For k = (m + n - 1)(m + n - 2)/2 + m
there are no _not-indexed_ fractions.
Infinity is not a reallyreallyreallyreallyreallyreally
large number. It is a different kind of thing.
> although all definable fractions get indexes.
All definable fractions == all fractions.

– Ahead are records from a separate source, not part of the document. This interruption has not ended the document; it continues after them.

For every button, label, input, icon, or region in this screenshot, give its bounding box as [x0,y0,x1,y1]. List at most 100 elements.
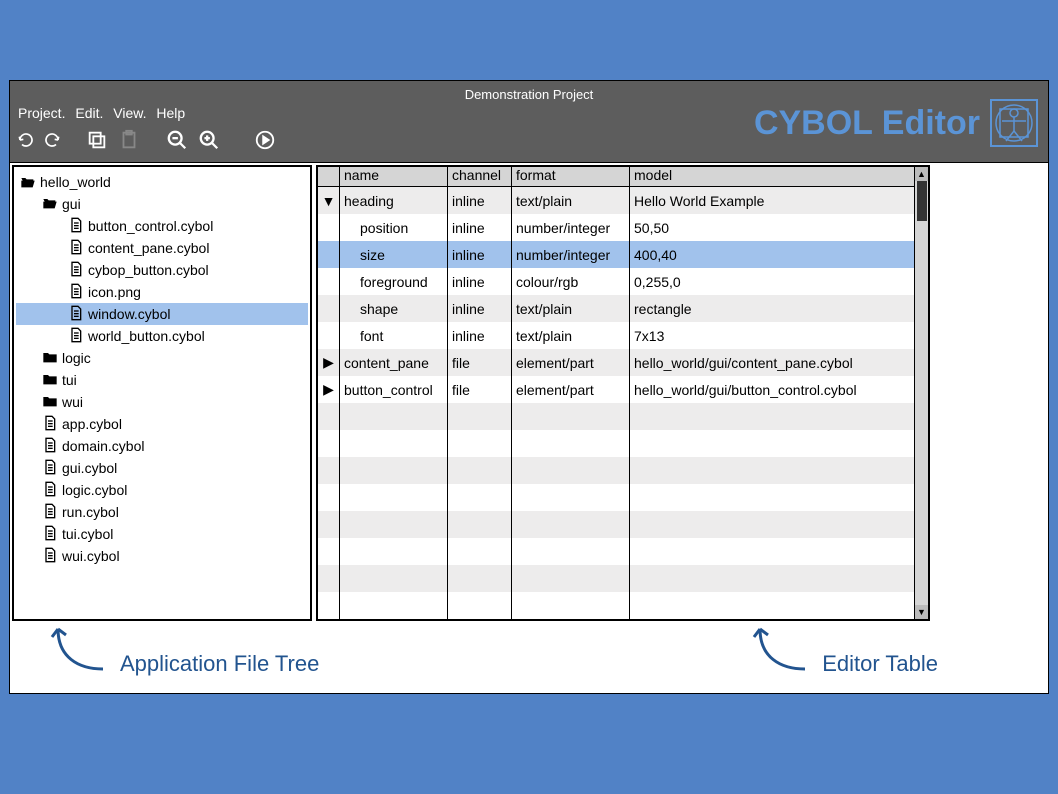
tree-item[interactable]: tui.cybol [16,523,308,545]
file-icon [42,525,58,544]
tree-item[interactable]: wui.cybol [16,545,308,567]
file-icon [42,415,58,434]
tree-label: content_pane.cybol [88,240,209,256]
tree-root[interactable]: hello_world [16,171,308,193]
scrollbar[interactable]: ▲ ▼ [914,167,928,619]
paste-icon[interactable] [118,129,140,151]
tree-label: button_control.cybol [88,218,213,234]
cell-model [630,511,914,538]
header-format[interactable]: format [512,167,630,186]
tree-item[interactable]: cybop_button.cybol [16,259,308,281]
cell-channel: inline [448,214,512,241]
expand-toggle [318,322,340,349]
tree-item[interactable]: tui [16,369,308,391]
redo-icon[interactable] [44,132,60,148]
table-row[interactable]: positioninlinenumber/integer50,50 [318,214,914,241]
table-row[interactable]: fontinlinetext/plain7x13 [318,322,914,349]
table-row[interactable]: ▶button_controlfileelement/parthello_wor… [318,376,914,403]
scroll-down-icon[interactable]: ▼ [915,605,928,619]
cell-channel: inline [448,268,512,295]
expand-toggle [318,592,340,619]
header-name[interactable]: name [340,167,448,186]
table-row[interactable]: foregroundinlinecolour/rgb0,255,0 [318,268,914,295]
scroll-up-icon[interactable]: ▲ [915,167,928,181]
table-row[interactable]: ▶content_panefileelement/parthello_world… [318,349,914,376]
file-icon [42,481,58,500]
cell-name: foreground [340,268,448,295]
tree-item[interactable]: button_control.cybol [16,215,308,237]
cell-format: element/part [512,349,630,376]
tree-item[interactable]: run.cybol [16,501,308,523]
brand: CYBOL Editor [754,99,1038,147]
table-row[interactable]: ▼headinginlinetext/plainHello World Exam… [318,187,914,214]
tree-item[interactable]: app.cybol [16,413,308,435]
expand-toggle [318,538,340,565]
tree-label: wui.cybol [62,548,120,564]
tree-item[interactable]: icon.png [16,281,308,303]
expand-toggle[interactable]: ▼ [318,187,340,214]
cell-format [512,403,630,430]
tree-label: run.cybol [62,504,119,520]
table-row [318,538,914,565]
file-icon [42,459,58,478]
file-icon [68,239,84,258]
header-model[interactable]: model [630,167,914,186]
arrow-icon [48,627,108,677]
cell-format [512,538,630,565]
file-icon [42,547,58,566]
tree-item[interactable]: logic.cybol [16,479,308,501]
header-channel[interactable]: channel [448,167,512,186]
cell-format [512,592,630,619]
undo-icon[interactable] [18,132,34,148]
tree-item[interactable]: world_button.cybol [16,325,308,347]
cell-format: number/integer [512,214,630,241]
cell-model: 7x13 [630,322,914,349]
zoom-out-icon[interactable] [166,129,188,151]
cell-channel: inline [448,295,512,322]
titlebar: Demonstration Project Project. Edit. Vie… [10,81,1048,163]
tree-item[interactable]: window.cybol [16,303,308,325]
menu-project[interactable]: Project. [18,105,65,121]
expand-toggle [318,295,340,322]
zoom-in-icon[interactable] [198,129,220,151]
cell-channel [448,403,512,430]
table-row[interactable]: shapeinlinetext/plainrectangle [318,295,914,322]
cell-format [512,484,630,511]
tree-label: app.cybol [62,416,122,432]
cell-format: text/plain [512,295,630,322]
tree-item[interactable]: wui [16,391,308,413]
annotation-right: Editor Table [822,651,938,677]
play-icon[interactable] [254,129,276,151]
tree-item[interactable]: gui.cybol [16,457,308,479]
menubar: Project. Edit. View. Help [18,105,191,121]
tree-item[interactable]: gui [16,193,308,215]
cell-channel: inline [448,322,512,349]
cell-format [512,457,630,484]
scroll-thumb[interactable] [917,181,927,221]
cell-channel: inline [448,187,512,214]
brand-text: CYBOL Editor [754,104,980,143]
cell-model [630,592,914,619]
tree-item[interactable]: content_pane.cybol [16,237,308,259]
cell-model: hello_world/gui/content_pane.cybol [630,349,914,376]
brand-logo-icon [990,99,1038,147]
tree-item[interactable]: domain.cybol [16,435,308,457]
copy-icon[interactable] [86,129,108,151]
expand-toggle[interactable]: ▶ [318,376,340,403]
expand-toggle[interactable]: ▶ [318,349,340,376]
cell-channel: file [448,376,512,403]
menu-help[interactable]: Help [156,105,185,121]
cell-channel [448,592,512,619]
cell-format [512,430,630,457]
cell-model [630,484,914,511]
cell-name [340,484,448,511]
tree-label: world_button.cybol [88,328,205,344]
cell-model [630,430,914,457]
table-row[interactable]: sizeinlinenumber/integer400,40 [318,241,914,268]
menu-edit[interactable]: Edit. [75,105,103,121]
menu-view[interactable]: View. [113,105,146,121]
tree-item[interactable]: logic [16,347,308,369]
toolbar [18,129,276,151]
editor-table: name channel format model ▼headinginline… [316,165,930,621]
cell-name [340,565,448,592]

All fractions get indexes.
> It remains constant in all infinitely many cases
> because every applied index is taken from
> an indexed fraction.
>
> What is difficult to understand here?
My best guess is that you don't understand that
infinity is not a reallyreallyreallyreallyreallyreally
large number. It is a different kind of thing.